With her experiments, seemingly creating other bodies for herself, or, as implied by Moe’s cyberspace adventures, an entire virtual reality that reads your mind, Shiki likely attempted to reach a platonic ‘enlightenment’ herself. Whenever we see her, especially in her conversations with Moe, she already seems to pretend to know everything, and has now started her attempts to enlighten Moe as well. Whether Shiki actually did obtain some kind of higher knowledge, or is simply a brilliant psychoanalist The Perfect Insider once again leaves in the dark, though we do get some nice closure on Moe’s backstory, which with some strong dialogue and grippling visuals actually manages to expose the whole ‘Moe killed her own parents’ implications as one big fat red herring without the entire subplot feeling pointless or anticlimactic — after all, it taught is some valuable things about both Moe and Shiki’s personalities and pasts.
Furthermore, this was by far the most visually interesting episode of The Perfect Insider to date, with brighter colours and bizarre Inception-esque imagery. The overabundance of conspicuous and cheap CGI remains as grating as ever, but the effect with the crumbling Legos is a very effective one, making the final scene one of the standout moments of the year. From the usually so colourful Moe desperately washing the blood of her darkly coloured mourning dress in a dimly lit bathroom to her confrontation with a seemingly ever-growing, distorted image of Shiki, Mamoru Kanbe has somewhat unexpectedly shown that you can in fact make dialogue scenes visually interesting without having to rely on your characters doing random handstands and flashing words across the screen. For just a few minutes, noitaminA was worthy of its reputation once again.
Random observations
- Why the hell did Moe bring her swimsuit to the lab, or did she run all the way back to the camp to go fetch it?
- Speaking of which, that has to be the ugliest swimsuit I’ve ever seen. Come on, Moe, I thought you were a fashionable girl.
- If the concept of Platonic enlightenment confuses you, think of ‘the red pill’, and you basically get it. The one from The Matrix, mind you, not the one from the anti-feminist Internet far right.
Only 7 episodes in and this show is one of the season’s gems…..but I get that ominous feeling they will botch the final episodes
I tried to ignore it, but I couldn’t. That excruciating English dialogue had me metaphorically tearing my soul out of my face – and is the only thing I remember vividly from the episode.
It was pretty effing bad. Is it absolutely necessary for the plot to make Shiki’s sister born and raised in the US? She may as well have been born and raised in Korea….

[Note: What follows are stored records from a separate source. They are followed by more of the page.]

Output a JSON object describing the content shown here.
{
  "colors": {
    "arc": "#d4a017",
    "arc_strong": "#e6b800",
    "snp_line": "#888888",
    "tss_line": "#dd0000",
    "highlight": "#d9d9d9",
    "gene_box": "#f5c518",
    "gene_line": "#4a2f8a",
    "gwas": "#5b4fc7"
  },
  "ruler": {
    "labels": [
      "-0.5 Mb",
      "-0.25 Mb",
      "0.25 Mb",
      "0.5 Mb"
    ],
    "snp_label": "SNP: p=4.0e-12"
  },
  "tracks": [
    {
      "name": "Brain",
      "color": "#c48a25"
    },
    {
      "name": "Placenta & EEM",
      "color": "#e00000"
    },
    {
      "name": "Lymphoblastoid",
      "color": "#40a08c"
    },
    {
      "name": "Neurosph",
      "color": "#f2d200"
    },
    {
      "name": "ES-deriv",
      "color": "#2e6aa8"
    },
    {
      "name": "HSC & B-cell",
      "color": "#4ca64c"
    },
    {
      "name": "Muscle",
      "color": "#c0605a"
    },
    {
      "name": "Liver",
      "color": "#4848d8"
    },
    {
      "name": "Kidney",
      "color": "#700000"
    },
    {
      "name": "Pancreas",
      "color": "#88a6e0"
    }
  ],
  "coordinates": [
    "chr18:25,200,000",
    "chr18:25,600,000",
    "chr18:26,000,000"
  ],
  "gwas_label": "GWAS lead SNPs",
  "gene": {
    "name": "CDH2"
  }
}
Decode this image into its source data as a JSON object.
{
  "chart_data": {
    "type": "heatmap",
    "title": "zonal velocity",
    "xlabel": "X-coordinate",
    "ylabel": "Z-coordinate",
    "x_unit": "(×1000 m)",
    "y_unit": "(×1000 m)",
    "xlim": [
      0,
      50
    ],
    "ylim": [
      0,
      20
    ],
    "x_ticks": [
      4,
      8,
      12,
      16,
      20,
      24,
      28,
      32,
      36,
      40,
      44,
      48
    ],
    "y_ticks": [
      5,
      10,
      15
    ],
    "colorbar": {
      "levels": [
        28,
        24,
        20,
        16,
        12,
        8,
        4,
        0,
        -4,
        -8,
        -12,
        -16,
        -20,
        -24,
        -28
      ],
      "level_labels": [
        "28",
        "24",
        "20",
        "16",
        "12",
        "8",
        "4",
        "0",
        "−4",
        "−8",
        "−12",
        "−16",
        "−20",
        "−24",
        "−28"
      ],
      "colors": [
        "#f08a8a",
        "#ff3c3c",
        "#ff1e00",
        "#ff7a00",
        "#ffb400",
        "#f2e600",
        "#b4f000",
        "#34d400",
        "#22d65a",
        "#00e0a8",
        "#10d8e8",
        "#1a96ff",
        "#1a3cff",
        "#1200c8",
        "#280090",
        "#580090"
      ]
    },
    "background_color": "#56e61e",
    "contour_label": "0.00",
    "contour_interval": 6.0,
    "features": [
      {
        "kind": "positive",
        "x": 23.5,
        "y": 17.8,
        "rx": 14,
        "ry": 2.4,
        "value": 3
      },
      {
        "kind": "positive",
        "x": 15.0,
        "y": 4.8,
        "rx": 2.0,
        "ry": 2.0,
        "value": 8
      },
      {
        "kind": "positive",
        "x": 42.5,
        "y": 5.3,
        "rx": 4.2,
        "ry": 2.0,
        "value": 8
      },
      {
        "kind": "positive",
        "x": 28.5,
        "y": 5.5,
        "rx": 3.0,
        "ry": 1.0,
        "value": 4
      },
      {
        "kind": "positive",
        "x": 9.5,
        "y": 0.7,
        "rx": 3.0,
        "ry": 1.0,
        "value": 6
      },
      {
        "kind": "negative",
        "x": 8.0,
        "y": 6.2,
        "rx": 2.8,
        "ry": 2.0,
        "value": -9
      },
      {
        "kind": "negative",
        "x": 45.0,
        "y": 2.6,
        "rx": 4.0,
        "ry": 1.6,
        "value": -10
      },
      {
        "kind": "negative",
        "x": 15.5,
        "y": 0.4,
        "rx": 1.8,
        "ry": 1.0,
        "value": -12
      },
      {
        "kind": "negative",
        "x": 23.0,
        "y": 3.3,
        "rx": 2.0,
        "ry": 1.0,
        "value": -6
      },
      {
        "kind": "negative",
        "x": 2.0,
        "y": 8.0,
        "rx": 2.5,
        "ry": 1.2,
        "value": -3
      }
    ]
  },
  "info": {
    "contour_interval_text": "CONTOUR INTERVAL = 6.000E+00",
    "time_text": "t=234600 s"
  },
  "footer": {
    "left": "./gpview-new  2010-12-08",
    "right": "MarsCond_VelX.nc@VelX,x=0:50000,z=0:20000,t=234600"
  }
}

I think the funny thing is it’s actually worse that it is all completely correct English. It proves that someone went out of their way to actually make a good script, and yet they couldn’t spare any resources to making it work
It’s like it would have been better as a Symphogear-esque train wreck script. At least it would have been entertaining.
I wonder what the Russians feel while watching Durarara?